Juru Bicara KPK, Budi Prasetyo, mengatakan pemetaan dilakukan sebagai bagian dari fungsi pencegahan agar potensi penyimpangan dapat dimitigasi sejak awal.
“KPK melalui fungsi pencegahan melakukan identifikasi risiko dan potensi celah korupsi dalam program MBG,” ujar Budi dalam keterangannya.
Menurutnya, hasil kajian tersebut nantinya akan dirumuskan dalam bentuk rekomendasi yang disampaikan kepada para pemangku kepentingan terkait.
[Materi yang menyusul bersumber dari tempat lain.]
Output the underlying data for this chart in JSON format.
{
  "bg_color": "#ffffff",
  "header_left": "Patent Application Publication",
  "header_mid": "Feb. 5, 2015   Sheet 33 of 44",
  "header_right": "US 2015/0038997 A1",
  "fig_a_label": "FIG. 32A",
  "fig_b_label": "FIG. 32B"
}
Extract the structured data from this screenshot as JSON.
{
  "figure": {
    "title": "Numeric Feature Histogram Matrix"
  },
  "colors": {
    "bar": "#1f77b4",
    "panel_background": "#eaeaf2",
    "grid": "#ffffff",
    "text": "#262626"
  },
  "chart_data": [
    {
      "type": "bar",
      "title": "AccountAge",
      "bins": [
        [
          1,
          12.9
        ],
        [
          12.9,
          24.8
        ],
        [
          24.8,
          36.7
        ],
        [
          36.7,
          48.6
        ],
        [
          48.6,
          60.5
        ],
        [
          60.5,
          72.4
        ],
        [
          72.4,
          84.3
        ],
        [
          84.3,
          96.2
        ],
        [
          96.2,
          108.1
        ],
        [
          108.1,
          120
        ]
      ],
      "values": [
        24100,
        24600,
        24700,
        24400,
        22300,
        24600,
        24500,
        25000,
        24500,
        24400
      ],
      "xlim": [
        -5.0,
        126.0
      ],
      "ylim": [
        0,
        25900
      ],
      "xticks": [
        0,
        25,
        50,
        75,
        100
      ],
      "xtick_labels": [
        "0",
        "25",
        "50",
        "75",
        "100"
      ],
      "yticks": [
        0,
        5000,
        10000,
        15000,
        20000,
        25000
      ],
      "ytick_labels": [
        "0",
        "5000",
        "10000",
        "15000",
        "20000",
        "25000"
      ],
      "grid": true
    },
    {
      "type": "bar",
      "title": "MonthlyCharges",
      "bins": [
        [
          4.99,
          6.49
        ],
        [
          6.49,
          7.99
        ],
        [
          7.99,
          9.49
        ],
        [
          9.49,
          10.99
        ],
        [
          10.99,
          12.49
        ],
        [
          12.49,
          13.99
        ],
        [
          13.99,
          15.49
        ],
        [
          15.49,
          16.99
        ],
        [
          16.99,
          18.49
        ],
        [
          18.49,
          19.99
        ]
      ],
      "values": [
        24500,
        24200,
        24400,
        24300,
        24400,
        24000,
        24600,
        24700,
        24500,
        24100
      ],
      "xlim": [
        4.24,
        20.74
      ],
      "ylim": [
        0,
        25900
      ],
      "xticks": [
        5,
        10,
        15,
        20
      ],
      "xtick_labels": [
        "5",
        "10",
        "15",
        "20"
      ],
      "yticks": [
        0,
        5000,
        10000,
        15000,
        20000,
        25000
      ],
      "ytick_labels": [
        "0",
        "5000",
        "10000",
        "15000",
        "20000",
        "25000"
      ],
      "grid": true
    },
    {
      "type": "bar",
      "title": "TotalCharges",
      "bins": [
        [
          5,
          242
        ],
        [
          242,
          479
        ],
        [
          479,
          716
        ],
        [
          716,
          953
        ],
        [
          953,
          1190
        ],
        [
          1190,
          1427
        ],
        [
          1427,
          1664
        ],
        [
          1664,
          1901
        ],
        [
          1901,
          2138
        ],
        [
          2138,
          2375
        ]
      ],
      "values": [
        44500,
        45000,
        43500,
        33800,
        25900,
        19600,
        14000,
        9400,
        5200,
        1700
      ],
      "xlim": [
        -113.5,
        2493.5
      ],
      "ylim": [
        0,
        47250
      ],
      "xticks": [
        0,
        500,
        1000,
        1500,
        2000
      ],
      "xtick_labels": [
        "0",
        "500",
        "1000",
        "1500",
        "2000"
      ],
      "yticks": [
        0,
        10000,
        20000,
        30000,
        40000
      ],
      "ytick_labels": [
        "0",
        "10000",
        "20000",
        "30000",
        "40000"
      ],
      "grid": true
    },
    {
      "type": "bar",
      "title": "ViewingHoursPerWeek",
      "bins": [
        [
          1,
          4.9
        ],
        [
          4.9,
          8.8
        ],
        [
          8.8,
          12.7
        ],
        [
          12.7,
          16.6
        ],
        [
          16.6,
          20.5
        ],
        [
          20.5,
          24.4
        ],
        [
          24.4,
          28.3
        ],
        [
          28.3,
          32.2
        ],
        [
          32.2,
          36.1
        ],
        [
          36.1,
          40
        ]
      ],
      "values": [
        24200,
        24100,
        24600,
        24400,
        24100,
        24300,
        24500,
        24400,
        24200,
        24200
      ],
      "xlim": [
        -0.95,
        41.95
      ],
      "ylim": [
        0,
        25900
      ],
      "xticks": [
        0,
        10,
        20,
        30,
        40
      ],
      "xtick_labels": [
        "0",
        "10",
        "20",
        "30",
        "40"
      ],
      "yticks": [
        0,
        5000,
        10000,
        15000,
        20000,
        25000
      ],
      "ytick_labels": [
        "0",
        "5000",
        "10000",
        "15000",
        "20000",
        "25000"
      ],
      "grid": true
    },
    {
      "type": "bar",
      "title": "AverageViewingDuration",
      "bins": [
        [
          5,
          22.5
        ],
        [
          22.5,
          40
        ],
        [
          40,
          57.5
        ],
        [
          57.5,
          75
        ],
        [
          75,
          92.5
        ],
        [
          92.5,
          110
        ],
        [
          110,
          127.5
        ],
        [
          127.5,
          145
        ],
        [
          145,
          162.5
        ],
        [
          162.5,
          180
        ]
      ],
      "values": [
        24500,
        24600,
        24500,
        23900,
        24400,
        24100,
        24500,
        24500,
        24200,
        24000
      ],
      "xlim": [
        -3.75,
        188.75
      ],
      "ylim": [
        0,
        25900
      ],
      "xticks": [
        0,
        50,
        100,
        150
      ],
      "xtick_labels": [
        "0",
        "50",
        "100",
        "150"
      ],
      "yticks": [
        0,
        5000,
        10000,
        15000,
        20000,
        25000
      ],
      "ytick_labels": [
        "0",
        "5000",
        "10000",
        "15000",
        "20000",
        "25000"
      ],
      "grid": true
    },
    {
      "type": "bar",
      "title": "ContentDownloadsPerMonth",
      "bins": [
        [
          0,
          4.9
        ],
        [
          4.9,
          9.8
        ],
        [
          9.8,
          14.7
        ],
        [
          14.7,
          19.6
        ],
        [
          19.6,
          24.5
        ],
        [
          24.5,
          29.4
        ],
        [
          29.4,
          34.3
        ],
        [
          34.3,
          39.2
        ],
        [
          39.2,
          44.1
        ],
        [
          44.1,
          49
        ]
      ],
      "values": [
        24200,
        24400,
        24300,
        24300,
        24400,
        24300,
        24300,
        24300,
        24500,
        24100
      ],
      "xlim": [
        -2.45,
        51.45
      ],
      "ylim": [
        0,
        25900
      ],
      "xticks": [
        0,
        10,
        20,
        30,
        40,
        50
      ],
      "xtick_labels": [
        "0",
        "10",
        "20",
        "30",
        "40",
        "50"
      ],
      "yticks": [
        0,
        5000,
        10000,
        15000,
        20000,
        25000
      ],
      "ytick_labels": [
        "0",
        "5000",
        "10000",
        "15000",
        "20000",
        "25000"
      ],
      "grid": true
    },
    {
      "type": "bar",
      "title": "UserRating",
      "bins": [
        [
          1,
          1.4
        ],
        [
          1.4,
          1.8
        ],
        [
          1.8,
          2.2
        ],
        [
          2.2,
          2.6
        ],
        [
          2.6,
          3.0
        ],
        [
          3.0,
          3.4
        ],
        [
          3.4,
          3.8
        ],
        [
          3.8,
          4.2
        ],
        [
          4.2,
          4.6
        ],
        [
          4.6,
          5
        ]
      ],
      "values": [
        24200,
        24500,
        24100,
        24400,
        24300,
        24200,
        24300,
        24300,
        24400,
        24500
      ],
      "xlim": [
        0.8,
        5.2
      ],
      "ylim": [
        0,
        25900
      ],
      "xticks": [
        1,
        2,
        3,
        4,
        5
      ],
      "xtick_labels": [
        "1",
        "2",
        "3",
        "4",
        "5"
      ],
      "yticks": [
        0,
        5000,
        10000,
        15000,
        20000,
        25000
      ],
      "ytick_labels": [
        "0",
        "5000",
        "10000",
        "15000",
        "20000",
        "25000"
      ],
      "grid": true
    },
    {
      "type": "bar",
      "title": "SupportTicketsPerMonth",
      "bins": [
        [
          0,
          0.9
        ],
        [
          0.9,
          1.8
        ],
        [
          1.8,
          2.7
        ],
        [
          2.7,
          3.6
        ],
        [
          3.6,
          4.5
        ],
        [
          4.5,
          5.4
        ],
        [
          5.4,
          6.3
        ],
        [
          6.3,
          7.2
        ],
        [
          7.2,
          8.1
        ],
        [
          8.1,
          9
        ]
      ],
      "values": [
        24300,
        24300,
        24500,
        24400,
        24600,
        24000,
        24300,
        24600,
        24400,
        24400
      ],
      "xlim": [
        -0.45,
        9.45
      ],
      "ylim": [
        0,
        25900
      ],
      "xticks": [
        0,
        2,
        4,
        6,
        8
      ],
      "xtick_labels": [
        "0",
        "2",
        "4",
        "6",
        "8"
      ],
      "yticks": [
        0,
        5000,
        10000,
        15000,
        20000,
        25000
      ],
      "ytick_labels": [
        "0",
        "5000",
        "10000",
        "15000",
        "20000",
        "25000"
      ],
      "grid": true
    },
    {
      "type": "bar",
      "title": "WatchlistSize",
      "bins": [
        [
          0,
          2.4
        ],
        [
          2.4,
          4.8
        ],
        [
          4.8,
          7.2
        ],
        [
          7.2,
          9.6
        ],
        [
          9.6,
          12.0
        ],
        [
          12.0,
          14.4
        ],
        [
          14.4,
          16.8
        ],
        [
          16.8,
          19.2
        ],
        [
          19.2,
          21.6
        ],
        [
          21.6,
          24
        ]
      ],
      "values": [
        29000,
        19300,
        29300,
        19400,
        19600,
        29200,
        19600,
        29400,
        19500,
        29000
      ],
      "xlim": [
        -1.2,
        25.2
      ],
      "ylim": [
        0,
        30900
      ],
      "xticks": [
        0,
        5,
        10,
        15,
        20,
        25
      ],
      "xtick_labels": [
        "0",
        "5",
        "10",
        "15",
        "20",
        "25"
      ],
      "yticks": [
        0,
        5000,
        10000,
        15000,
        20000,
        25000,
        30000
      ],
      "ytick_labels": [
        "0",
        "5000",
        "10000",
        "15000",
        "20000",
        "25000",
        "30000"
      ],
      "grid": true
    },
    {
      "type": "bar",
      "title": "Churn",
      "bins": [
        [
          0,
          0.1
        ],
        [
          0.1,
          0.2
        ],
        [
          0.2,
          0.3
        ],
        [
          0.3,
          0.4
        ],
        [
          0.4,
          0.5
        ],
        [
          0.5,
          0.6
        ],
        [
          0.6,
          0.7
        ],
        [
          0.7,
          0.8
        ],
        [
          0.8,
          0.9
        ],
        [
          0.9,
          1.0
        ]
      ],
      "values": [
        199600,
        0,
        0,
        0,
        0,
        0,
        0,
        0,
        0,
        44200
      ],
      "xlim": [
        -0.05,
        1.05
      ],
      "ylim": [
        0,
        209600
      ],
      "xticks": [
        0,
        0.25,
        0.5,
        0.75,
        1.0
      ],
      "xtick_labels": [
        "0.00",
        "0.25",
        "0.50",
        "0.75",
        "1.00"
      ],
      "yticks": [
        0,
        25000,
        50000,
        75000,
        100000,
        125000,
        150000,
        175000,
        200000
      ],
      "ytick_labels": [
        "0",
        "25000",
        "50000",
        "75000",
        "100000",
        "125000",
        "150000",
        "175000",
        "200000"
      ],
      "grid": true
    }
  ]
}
Rekomendasi itu diharapkan menjadi acuan perbaikan tata kelola, khususnya dalam proses pengadaan dan distribusi bahan pangan.
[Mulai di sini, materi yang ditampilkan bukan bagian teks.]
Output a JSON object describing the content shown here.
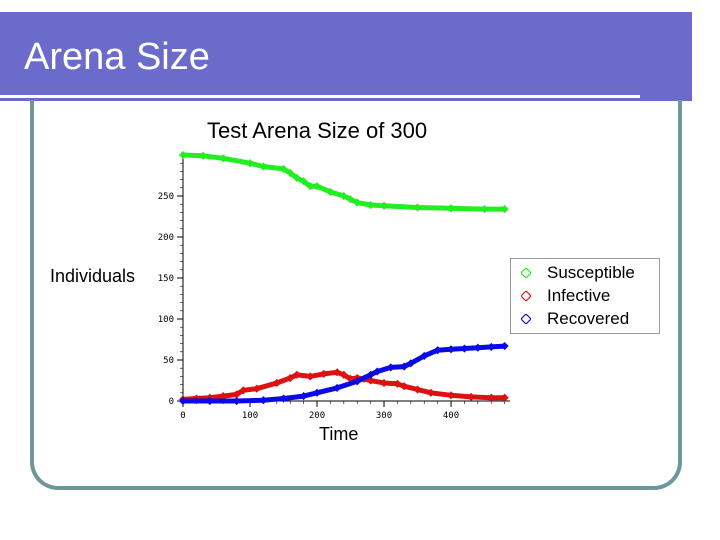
{
  "slide": {
    "title": "Arena Size",
    "title_bar_color": "#6b6bcc",
    "frame_color": "#6e979b"
  },
  "chart_data": {
    "type": "scatter",
    "title": "Test Arena Size of 300",
    "xlabel": "Time",
    "ylabel": "Individuals",
    "xlim": [
      0,
      488
    ],
    "ylim": [
      0,
      300
    ],
    "xticks": [
      0,
      100,
      200,
      300,
      400
    ],
    "yticks": [
      0,
      50,
      100,
      150,
      200,
      250
    ],
    "grid": false,
    "legend_placement": "right",
    "series": [
      {
        "name": "Susceptible",
        "color": "#22ee22",
        "x": [
          0,
          30,
          60,
          100,
          120,
          150,
          160,
          170,
          180,
          190,
          200,
          220,
          240,
          250,
          260,
          280,
          300,
          350,
          400,
          450,
          480
        ],
        "y": [
          300,
          299,
          296,
          290,
          286,
          283,
          278,
          272,
          268,
          262,
          262,
          255,
          250,
          246,
          242,
          239,
          238,
          236,
          235,
          234,
          234
        ]
      },
      {
        "name": "Infective",
        "color": "#dd1111",
        "x": [
          0,
          20,
          40,
          60,
          80,
          90,
          110,
          140,
          160,
          170,
          190,
          210,
          230,
          240,
          250,
          260,
          270,
          280,
          300,
          320,
          330,
          350,
          370,
          400,
          430,
          460,
          480
        ],
        "y": [
          2,
          3,
          4,
          6,
          8,
          13,
          15,
          22,
          28,
          32,
          30,
          33,
          35,
          32,
          27,
          28,
          27,
          25,
          22,
          21,
          18,
          14,
          10,
          7,
          5,
          4,
          4
        ]
      },
      {
        "name": "Recovered",
        "color": "#0a0ae6",
        "x": [
          0,
          40,
          80,
          120,
          150,
          180,
          200,
          230,
          260,
          280,
          290,
          310,
          330,
          340,
          360,
          380,
          400,
          420,
          440,
          460,
          480
        ],
        "y": [
          0,
          0,
          0,
          1,
          3,
          6,
          10,
          16,
          24,
          32,
          36,
          41,
          42,
          46,
          55,
          62,
          63,
          64,
          65,
          66,
          67
        ]
      }
    ]
  }
}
KPK juga memfokuskan pengawasan program MBG melalui Strategi Nasional Pencegahan Korupsi (Stranas PK), yang selama ini digunakan untuk mengawal program-program prioritas pemerintah agar berjalan transparan dan akuntabel.
Sebelumnya, Badan Gizi Nasional mengungkap telah menerima laporan adanya mitra penyedia bahan baku yang menjual komoditas di atas harga eceran tertinggi (HET). Selain itu, ditemukan pula dugaan kualitas bahan pangan yang tidak sesuai dengan standar yang ditetapkan.
Temuan tersebut menjadi perhatian serius karena program MBG bertujuan meningkatkan pemenuhan gizi masyarakat, khususnya anak-anak dan kelompok rentan. Jika terjadi praktik mark up maupun penyimpangan kualitas, hal itu berpotensi merugikan keuangan negara serta mengurangi manfaat program bagi penerima.
KPK menegaskan akan terus mengawal pelaksanaan MBG dari sisi pencegahan serta mendorong transparansi dan penguatan pengawasan internal di setiap lini pelaksanaan program.